冷静に考えてみると至極当然のことであり、しかしロジックとしては理解できるものの 全世界に羽ばたいてくすべての商品に製造責任がつきまとうというのは 一社員からすると やや及び腰になりそうな状況です。当時の私は、欧州では水質の違いから 日本とは異なる問い合わせや交換を余儀なくされるケースがあり、ロシアでは 冷凍庫保管をしていないにも関わらず 類似の状態に商品が置かれる可能性もあるのだと知り、 取扱説明書の文言検討に追われていました。食洗器もメーカーや洗剤の違いで洗いの原理が異なったり、プロ向けであればレストラン設備の違い等で HR業界への訴求にも一概に言えない不安要素を感じたりと、次から次に課題とにらめっこ。どのような状態で使用や管理がされているのかもまだまだ把握しきれていない中で ここまで思いを馳せることはできませんでした。
私が自分でも色々と調べるきっかけとなったこの話は、先輩経営者からのアドバイスによるものでした。アメリカでコンテナごと紛失した経験がある方で、私が想像できないほどの困難な状況をくぐりぬけてきた人です。例えばアメリカで訴えられる場合、その事案において販売元と製造元にそれぞれどの程度責任があるかが整理されるという。アメリカ現地の販売店はその規模問わず保険に入っており、当然日本のメーカーも海外PL保険に入っているものと思っている。訴えられた際に、販売店側も製造元である日本のメーカーが海外PL保険に入っていなくて驚いたというケースも聞きました。日本においても、百貨店や多店舗展開されている小売店、それ相応の規模の販売店であれば海外PL保険に入っていると推測されます。今回は、「ガラスという素材であれば、尚更、具体的に検討するいい機会かもしれないですね」という示唆をいただきました。

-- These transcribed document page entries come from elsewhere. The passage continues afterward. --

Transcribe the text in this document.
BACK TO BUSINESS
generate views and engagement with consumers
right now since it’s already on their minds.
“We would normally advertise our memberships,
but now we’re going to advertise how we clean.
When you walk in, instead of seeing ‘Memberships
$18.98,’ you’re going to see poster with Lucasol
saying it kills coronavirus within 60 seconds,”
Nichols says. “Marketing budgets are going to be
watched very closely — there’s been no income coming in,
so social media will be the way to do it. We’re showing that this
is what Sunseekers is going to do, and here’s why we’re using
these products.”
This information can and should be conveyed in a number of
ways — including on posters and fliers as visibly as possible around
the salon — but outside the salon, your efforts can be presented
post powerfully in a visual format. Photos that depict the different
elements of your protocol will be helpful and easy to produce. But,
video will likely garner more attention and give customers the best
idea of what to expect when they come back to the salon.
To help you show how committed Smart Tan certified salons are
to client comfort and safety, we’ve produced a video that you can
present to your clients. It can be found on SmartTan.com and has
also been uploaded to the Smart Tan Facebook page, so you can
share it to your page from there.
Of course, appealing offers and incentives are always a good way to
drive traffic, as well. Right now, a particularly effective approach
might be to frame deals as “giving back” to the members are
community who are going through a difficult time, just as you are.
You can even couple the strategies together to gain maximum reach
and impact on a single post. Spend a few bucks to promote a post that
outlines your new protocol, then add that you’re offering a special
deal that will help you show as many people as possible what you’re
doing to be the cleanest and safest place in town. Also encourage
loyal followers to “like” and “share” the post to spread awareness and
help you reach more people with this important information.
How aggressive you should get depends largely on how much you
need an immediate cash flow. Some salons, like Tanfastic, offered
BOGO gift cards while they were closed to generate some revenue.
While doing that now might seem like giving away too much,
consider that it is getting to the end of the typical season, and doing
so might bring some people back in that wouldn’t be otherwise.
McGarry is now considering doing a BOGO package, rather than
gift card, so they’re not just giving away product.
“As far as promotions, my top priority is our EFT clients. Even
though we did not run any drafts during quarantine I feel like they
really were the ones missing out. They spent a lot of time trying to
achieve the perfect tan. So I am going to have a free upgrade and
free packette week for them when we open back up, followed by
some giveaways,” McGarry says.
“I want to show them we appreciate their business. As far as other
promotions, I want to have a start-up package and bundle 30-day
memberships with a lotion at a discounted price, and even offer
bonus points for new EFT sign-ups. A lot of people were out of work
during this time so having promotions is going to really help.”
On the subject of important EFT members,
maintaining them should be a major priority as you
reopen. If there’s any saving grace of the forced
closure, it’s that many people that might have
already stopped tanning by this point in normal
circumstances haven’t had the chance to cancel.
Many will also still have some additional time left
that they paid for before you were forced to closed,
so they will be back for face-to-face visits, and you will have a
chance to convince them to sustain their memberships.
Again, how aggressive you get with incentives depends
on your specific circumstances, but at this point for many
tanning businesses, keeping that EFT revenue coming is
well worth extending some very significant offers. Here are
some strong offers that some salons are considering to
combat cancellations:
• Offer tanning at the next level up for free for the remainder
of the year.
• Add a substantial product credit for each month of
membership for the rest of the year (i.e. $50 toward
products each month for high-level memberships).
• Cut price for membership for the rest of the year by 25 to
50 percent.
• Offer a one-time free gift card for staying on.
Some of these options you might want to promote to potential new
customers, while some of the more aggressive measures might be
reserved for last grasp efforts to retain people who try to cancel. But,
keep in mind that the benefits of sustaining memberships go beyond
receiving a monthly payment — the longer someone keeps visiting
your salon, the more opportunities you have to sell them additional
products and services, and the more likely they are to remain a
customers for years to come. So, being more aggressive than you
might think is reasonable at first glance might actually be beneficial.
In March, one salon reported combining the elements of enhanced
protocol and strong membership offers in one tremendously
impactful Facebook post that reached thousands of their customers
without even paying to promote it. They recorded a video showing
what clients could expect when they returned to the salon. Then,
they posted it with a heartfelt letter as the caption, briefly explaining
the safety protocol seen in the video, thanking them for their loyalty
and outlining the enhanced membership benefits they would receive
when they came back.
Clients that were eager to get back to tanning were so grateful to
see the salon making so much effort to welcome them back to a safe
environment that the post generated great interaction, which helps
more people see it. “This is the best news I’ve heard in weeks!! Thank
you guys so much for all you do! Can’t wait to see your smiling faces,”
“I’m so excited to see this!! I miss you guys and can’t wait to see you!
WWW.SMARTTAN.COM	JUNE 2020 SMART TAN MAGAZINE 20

そんなことは、そうそう起こらないではないだろうと思う一方、文化が違えば価値観も行動も違う。トラブルも想定外です。日本では考えられない使い方をする場合もあれば、使命感と善意で本気で法的に訴えてくることも考えられます。手間も時間も労力もかかるから生死にかかわる事案でなければ穏便に解決しようと思いがちな日本人に対し、相手は専門家が一括で対応し法的な手段をとった手数料含め訴えればマイナスはないという考え方かもしれません。
私たちからすると言いがかりと感じるケースや、個人の責任ではないかと思う場合であっても、被害者(訴える側)が訴えるという行動に出る以上は対応しなければなりません。損害賠償金はもちろん、そういった訴訟費用や対応にかかった費用等が 海外PL保険で補償されます。
これだけ人が行き交う時代、思いもよらぬ何かに遭遇する不運に見舞われる可能性が 2、30年前よりも明らかに高いという事実は認識すべきと思い 今回ここにまとめることとしました。これまで起こらなかっただけでいつだって起こる可能性があるという、そういう類のことと感じます。 ネットで検索すると色々と情報が出てきますし、お付き合いのある保険会社さんに一度ご質問されてみる、また実際に加入している方のお話を聞くこともよいと思います。不安を煽りたいわけではありませんが、事業規模の大小を問わず ものづくり中小企業や個人の方々には、海外PL保険に加入されていないのであれば、入っていないことを入っていない状態として認識していただきたい。そう感じています。